Thursday, November 10, 2011

Hair, Chapter Four

I smile at myself in the mirror. Finally, after two years, my hair is naturally highlighted by the summer sun. The texture is thick, fine, and silky. I hardly have to brush the wedged bob that swings about my ears just over the my dangly earrings. It is even long enough I can stack it behind my ears to hold it out of my face when I am in down dog on my yoga mat. Finally, I earned my crown.

A couple of mornings ago, I shook my damp tresses over the sink as I finger dried them after my shower. The basin was peppered in five inch stands of silk hair. The time had come again. See, I had entered the cancer world once more two weeks prior. On this day, as my hair began to thin, I had completed ten full brain radiation treatments out of twenty. Half way. My Radiology Oncologist said she was pretty confident that my hair would simply weaken, fall out, and grow back in pretty quickly. Where as chemotherapy drugs actually kill the cell structures of the hair at the follicle causing the hair to have to regrow just like a new born baby. And, when I had chemo in 2009, and lost my hair, that is exactly what it did. It grew back fuzzy. Like a newborn and then became wiry, dark, and course. It took about two years to grow it to my normal texture and color. So with radiation, it is supposed to just get weak, thin out gradually, and quickly come back in as is. That is the hope anyway.

Regardless, all day after the peppering of my sink basin in hair, I was pulling bits of strands from the collar of my sweater and tossing them to the ground. I was afraid to touch my hair. Wide awake early the next morning lifting my head from a nest of hair on my pillow, I decided it was time for a cut. So trooped into the bathroom and got to work. I couldn't go to a salon because my scalp is too sensitive for the stuff they used there. I couldn't face telling a stylist what was going on, what I wanted, nor how gentle they needed to be. Besides, I didn't want to pay even $35 for a style that may actually only last a week more. So I got to work. I cut my sons hair and have a buzzer, The Peanut by Wahle. I put on the four guard and buzzed away on the back just do like I do on his head once a month I actually would have liked to keep a bit longer at the crown but had to bring it up as I could't hand cut that area by myself. It is okay, not great. Then I thought about the rock star Pink! And, this other movie star I can't remember the name of it these fun spikes and long front swoop duns. I used my scissors. I also cut my daughter's bob once a month and have the proper scissors and combs for that use. I graduated the lengths from the buzzed area at the crown which was very difficult. Then, hanging my head deep, I pulled the strands out in sections sliding the scissors along the length two create long layers.

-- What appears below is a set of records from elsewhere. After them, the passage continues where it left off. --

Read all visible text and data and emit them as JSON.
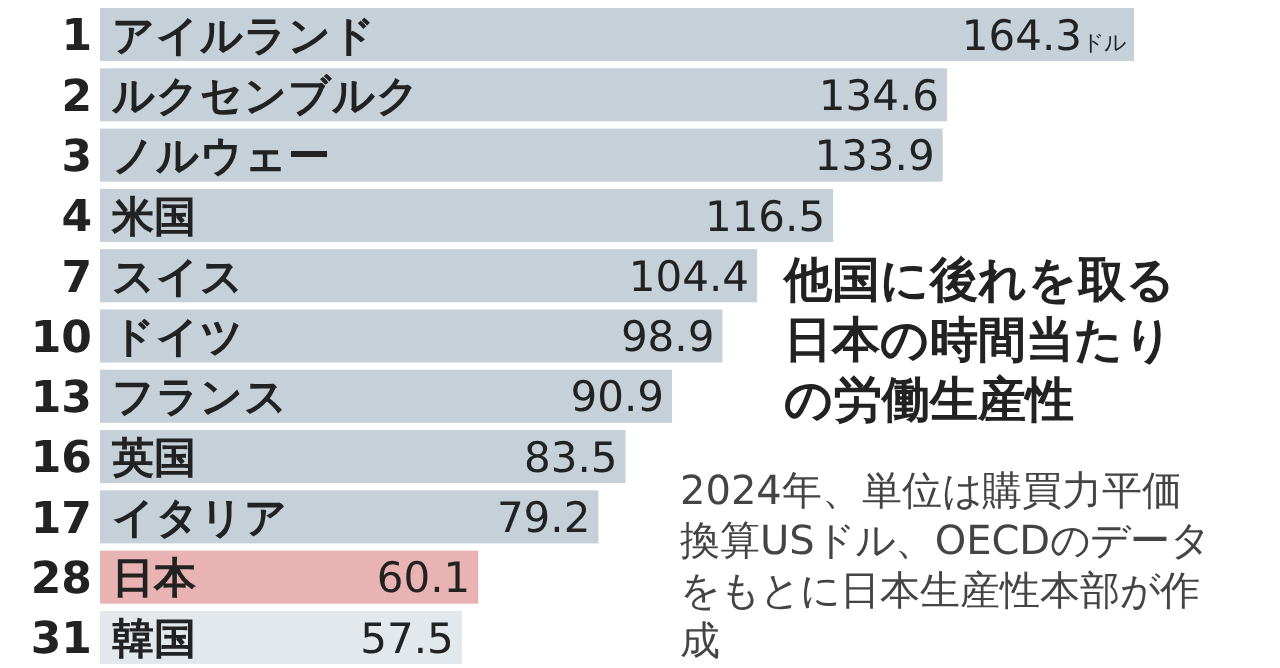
{
  "chart_data": {
    "type": "bar",
    "orientation": "horizontal",
    "title": "他国に後れを取る日本の時間当たりの労働生産性",
    "categories": [
      "1 アイルランド",
      "2 ルクセンブルク",
      "3 ノルウェー",
      "4 米国",
      "7 スイス",
      "10 ドイツ",
      "13 フランス",
      "16 英国",
      "17 イタリア",
      "28 日本",
      "31 韓国"
    ],
    "values": [
      164.3,
      134.6,
      133.9,
      116.5,
      104.4,
      98.9,
      90.9,
      83.5,
      79.2,
      60.1,
      57.5
    ],
    "value_labels": [
      "164.3ドル",
      "134.6",
      "133.9",
      "116.5",
      "104.4",
      "98.9",
      "90.9",
      "83.5",
      "79.2",
      "60.1",
      "57.5"
    ],
    "colors": [
      "#c5d0d9",
      "#c5d0d9",
      "#c5d0d9",
      "#c5d0d9",
      "#c5d0d9",
      "#c5d0d9",
      "#c5d0d9",
      "#c5d0d9",
      "#c5d0d9",
      "#e9b3b3",
      "#e3e8ec"
    ],
    "annotations": [
      "2024年、単位は購買力平価換算USドル、OECDのデータをもとに日本生産性本部が作成"
    ]
  }
}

By this time, my daughter has awoken and totters in to my room. She begins to cry at the wade on hair piled on the towels on the floor. Teachable moment of tender mothering proceeds as I confirm her doubts, fears, and empathy for the situation at hand. I know for her that my loosing my hair again brings back bad memories from when she was just my little four year old princess wishing she had a mommy with Repuntzle's golden tresses. I tell her that for now, I might get to keep some hair. It is just that it is thinning and easier to loose shorter lengths then long strands. I confirm that it may all fall out, but for now, it just needs cleaning up. "Besides, don't you think I am looking pretty rock star?" "Yes," she replies. As I continue my cutting. She babbles on how dad needs to go get a mohawk, her brother can spike his and she is going to be the singer who always has these really long, blonde, big hair dubs... have a rock band. Proud mommy moment proceeds. Way to girl girl, making your limes into cherry limeade and sipping slowly.

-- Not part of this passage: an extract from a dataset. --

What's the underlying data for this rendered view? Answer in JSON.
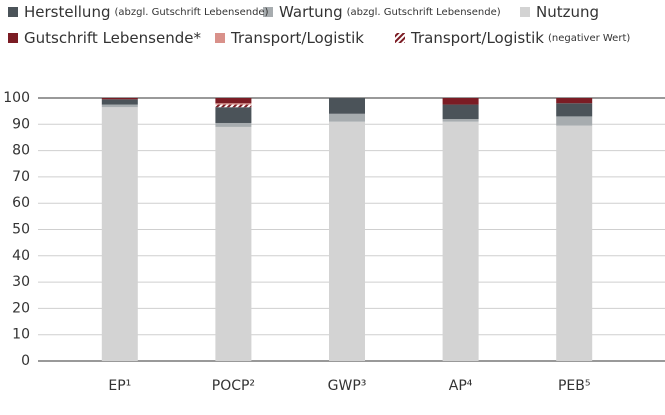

So it is done. Not perfect, but, not half bad. I shower, use a roller brush to lightly curve it forward and lift. Spray it hairspray and am all set to continue the morning of oatmeal, book bags, managing dressing two kiddos and marching the half mile walk to our little neighborhood elementary school. On time and smiles...well mostly.

In light of Thanksgiving in a few weeks, the school hosted a family luncheon of both the kindergarten and second grade classes. So I attended both lunches with my son and then my daughter. Taking off my hat, I had a lot of surprised smiles from the other parents of whom I know many being the Room Mom in both classes. Some know that I am going through brain radiation and some have no clue. The staff, of course, know I may be bald in the end as I prepared them so they can properly support the children as they deal with peers if that would happen. So I received responses varying from: "You go girl. Way to take control and ease into this." All the way to: "Wow, I wish I had the confidence for a big change like that. Looks great!" I simply smiled confidently and replied that I am going rock star and funk for a change, why not.

So there you are, that is what it takes to be a survivor. A little rock star confidence. A great smile is essential. And, yah, heck, it really helps to understand hair and it's cultural language it speaks. Hair is your book cover. There isn't anyway around that in this Human existence with each other. So go with it, love it. And if it is not quite right, it can be changed. Because the coolest thing about hair is that it WILL grow back.